Allegedly, it took 11 months for news groups to learn that “OpenAI was destroying relevant output log data” by failing to suspend deletion practices as soon as litigation started—including a “quite substantial” fraction of ChatGPT Free, Pro, and Plus output log data. This data, which was allegedly deleted at a “disproportionately higher rate,” is most likely where infringing materials would be found, news groups claimed, as users prompting ChatGPT to skirt paywalls would most likely set chats to delete.
OpenAI provided “no explanation for why it was destroying roughly 1/3 of all user conversation data in the month after [The New York Times] filed suit other than the irrelevant non-sequitur that the ‘number of ChatGPT conversations was uncharacteristically low (shortly before New Year’s Day 2024),’” the filing said.
Describing OpenAI’s alleged “playbook” to dodge copyright claims, news groups accused OpenAI of failing to “take any steps to suspend its routine destruction practices.” There were also “two spikes in mass deletion” that OpenAI attributed to “technical issues.”

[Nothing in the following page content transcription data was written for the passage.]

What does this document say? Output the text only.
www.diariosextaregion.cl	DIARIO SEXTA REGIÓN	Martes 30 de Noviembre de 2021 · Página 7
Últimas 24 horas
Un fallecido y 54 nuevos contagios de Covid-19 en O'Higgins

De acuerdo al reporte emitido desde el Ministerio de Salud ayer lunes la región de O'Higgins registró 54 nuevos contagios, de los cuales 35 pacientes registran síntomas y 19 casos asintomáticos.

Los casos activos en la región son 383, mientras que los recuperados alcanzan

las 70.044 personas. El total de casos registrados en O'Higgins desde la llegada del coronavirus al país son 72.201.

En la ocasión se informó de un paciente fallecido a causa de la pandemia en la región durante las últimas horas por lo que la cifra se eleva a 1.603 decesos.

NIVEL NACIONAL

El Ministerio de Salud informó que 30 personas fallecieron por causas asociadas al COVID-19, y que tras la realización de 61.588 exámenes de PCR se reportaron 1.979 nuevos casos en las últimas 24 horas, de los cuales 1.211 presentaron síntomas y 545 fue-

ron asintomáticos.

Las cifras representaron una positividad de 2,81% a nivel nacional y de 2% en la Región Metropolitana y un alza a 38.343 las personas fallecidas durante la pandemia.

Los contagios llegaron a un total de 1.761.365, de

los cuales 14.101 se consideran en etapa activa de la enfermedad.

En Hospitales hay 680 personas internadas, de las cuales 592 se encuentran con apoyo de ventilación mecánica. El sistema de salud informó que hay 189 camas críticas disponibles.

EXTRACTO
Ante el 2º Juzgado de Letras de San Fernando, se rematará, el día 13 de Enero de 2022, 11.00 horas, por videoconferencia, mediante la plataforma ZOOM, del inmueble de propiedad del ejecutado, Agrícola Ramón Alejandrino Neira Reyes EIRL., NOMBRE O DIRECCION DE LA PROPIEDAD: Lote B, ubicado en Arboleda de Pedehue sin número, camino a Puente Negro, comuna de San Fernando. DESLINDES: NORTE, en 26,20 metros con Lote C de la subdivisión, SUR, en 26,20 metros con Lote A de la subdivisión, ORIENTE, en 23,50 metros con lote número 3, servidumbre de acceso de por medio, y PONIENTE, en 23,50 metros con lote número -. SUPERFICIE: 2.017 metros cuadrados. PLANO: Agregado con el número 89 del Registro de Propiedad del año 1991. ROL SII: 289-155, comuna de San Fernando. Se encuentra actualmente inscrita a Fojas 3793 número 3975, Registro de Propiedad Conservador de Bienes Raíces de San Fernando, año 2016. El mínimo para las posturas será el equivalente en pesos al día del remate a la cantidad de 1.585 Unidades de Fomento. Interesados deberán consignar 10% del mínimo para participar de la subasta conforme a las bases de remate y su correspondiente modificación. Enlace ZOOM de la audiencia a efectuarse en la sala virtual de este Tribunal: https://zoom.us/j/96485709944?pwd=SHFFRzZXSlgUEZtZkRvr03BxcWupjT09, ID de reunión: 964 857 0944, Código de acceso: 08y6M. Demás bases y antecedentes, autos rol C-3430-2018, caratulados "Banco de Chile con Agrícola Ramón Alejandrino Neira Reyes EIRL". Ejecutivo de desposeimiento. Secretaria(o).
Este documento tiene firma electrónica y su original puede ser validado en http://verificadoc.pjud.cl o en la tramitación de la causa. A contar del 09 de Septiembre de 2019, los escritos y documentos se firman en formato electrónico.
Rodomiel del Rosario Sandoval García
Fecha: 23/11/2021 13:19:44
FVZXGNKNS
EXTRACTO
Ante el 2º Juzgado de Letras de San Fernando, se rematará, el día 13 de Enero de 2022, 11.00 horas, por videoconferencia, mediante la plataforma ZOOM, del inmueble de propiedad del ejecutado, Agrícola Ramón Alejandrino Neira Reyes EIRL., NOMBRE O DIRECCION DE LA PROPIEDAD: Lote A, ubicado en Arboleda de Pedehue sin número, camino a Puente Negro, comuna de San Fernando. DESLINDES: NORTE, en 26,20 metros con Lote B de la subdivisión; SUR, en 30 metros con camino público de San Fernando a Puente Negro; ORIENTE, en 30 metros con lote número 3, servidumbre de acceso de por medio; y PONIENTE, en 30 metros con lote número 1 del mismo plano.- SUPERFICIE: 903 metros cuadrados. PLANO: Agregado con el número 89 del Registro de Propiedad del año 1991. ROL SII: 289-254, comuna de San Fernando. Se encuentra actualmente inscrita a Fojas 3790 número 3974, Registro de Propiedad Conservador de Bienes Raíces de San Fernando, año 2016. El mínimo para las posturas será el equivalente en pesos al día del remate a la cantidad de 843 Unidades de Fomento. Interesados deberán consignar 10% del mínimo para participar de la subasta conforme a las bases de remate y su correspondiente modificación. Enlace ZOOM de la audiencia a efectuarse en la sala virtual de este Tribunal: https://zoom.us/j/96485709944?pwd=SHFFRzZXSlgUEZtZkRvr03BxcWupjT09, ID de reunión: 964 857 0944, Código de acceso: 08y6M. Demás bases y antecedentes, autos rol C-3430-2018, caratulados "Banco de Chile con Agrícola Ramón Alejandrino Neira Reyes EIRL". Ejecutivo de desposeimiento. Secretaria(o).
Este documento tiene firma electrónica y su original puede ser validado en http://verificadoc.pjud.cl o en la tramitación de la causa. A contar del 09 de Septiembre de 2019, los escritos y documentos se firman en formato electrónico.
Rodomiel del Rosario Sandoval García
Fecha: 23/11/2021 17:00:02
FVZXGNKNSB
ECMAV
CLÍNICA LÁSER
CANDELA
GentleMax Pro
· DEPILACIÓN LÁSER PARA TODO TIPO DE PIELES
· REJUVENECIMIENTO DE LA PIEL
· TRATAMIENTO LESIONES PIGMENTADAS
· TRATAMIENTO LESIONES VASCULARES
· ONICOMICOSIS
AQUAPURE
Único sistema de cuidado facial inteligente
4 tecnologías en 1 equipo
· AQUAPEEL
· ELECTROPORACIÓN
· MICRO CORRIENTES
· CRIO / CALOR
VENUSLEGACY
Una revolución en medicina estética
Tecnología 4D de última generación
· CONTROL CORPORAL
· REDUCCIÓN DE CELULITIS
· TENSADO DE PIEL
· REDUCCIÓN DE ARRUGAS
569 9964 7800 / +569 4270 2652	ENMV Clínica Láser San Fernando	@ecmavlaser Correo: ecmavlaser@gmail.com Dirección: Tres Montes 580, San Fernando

However, OpenAI made sure to retain outputs that could help its defense, the court filing alleged, including data from accounts cited in news organizations’ complaints.
OpenAI did not take the same care to preserve chats that could be used as evidence against it, news groups alleged, citing testimony from Mike Trinh, OpenAI’s associate general counsel. “In other words, OpenAI preserved evidence of the News Plaintiffs eliciting their own works from OpenAI’s products but deleted evidence of third-party users doing so,” the filing said.
It’s unclear how much data was deleted, plaintiffs alleged, since OpenAI won’t share “the most basic information” on its deletion practices. But it’s allegedly very clear that OpenAI could have done more to preserve the data, since Microsoft apparently had no trouble doing so with Copilot, the filing said.
News plaintiffs are hoping the court will agree that OpenAI and Microsoft aren’t fighting fair by delaying sharing logs, which they said prevents them from building their strongest case.
They’ve asked the court to order Microsoft to “immediately” produce Copilot logs “in a readily searchable remotely-accessible format,” proposing a deadline of January 9 or “within a day of the Court ruling on this motion.”
Microsoft declined Ars’ request for comment.
And as for OpenAI, it wants to know if the deleted logs, including “mass deletions,” can be retrieved, perhaps bringing millions more ChatGPT conversations into the litigation that users likely expected would never see the light of day again.
On top of possible sanctions, news plaintiffs asked the court to keep in place a preservation order blocking OpenAI from permanently deleting users’ temporary and deleted chats. They also want the court to order OpenAI to explain “the full scope of destroyed output log data for all of its products at issue” in the litigation and whether those deleted chats can be restored, so that news plaintiffs can examine them as evidence, too.